A superfluous element that goes nowhere is the introduction of Taal the other investigative journalist – efficiently played by Pravati Ramachandran. The Taal character is a plot device to provide us with information about the Evil AI but for me it came across a distraction from what should have been the key relationship – that between Lavinia and Kabir.

Then, there are the performances. Sultania as Kabir is meant to be an experienced, wily politician, but wanders through most of the scenes wearing an expression of puzzled bewilderment. This might be a result of the actor trying to make sense of the cascade of plot developments they are being asked to interpret, but if so, the production has cast someone out of their depth. It is particularly noticeable in the scene where Kabir learns of his wife’s death, where Sultania is supremely unconvincing.
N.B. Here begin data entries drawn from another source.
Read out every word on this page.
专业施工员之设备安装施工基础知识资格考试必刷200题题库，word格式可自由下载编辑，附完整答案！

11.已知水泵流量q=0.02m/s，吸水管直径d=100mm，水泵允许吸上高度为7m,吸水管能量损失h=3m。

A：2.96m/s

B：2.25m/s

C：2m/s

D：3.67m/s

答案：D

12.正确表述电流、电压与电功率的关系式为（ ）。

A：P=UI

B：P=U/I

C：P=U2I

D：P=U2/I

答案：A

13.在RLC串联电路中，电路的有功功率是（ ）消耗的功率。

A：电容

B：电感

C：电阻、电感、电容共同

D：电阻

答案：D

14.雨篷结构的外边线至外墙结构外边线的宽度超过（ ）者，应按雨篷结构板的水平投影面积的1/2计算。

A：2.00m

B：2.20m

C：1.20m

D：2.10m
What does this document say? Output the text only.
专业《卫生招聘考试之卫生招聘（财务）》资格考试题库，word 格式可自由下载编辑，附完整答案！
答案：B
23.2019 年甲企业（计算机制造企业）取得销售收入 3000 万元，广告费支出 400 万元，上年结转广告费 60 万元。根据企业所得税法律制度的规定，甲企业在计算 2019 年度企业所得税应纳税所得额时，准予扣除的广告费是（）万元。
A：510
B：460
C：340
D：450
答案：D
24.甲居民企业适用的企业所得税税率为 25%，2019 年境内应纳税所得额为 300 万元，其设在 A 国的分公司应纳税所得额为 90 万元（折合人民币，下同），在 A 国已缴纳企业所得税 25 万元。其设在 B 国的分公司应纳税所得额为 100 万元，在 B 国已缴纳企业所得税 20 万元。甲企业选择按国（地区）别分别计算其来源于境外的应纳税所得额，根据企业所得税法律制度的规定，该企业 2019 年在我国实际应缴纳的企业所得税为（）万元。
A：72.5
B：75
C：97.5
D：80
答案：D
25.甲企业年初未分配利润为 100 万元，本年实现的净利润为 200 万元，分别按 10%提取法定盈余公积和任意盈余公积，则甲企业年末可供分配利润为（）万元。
Lakhani as Bhaskar, the electoral commissioner and (spoiler alert) evil genius, is meanwhile asked to portray a Nietzschean Übermensch. Unfortunately, he plays it so over the top that, for your reviewer, he loses any credibility.

There are some mitigating factors for the cast. Kashyap as Raghav is a fine actor whose speciality appears to be deadpan comedy, and when he enters around halfway through the movie, he steals the show. Yet, as our attention is drawn to Kashyap’s dynamic performance, we realise that the mood of the film has changed into a comedy burlesque which characterises the final scenes played out between Raghav and Kabir. The sharp dichotomy between the playfulness of the latter part of Singularity and the darkness of the first scenes which, after all, feature the murder of woman and the abduction of her child is hard for the viewer to come to terms with.

After I finished watching Singularity, I looked back at the elements of the movie such as the struggle between Good and Evil, the cartoon like characters, the weird transition from drama to humour and realised that I was, in all likelihood, not the filmmaker’s target audience. I would think Sinha is aiming for the streaming market with a focus on an adolescent demographic. The focus is no bad thing as getting younger people to think seriously about the ramifications of AI is a laudable endeavour.

Overall, the director still ought to be congratulated on this first attempt at longer form movie making. Singularity is problematic in many ways, but overall shows a lot of talent. I would be interested to see a future submission, where Sinha could give himself more time to work out his ideas – in a full-length feature format.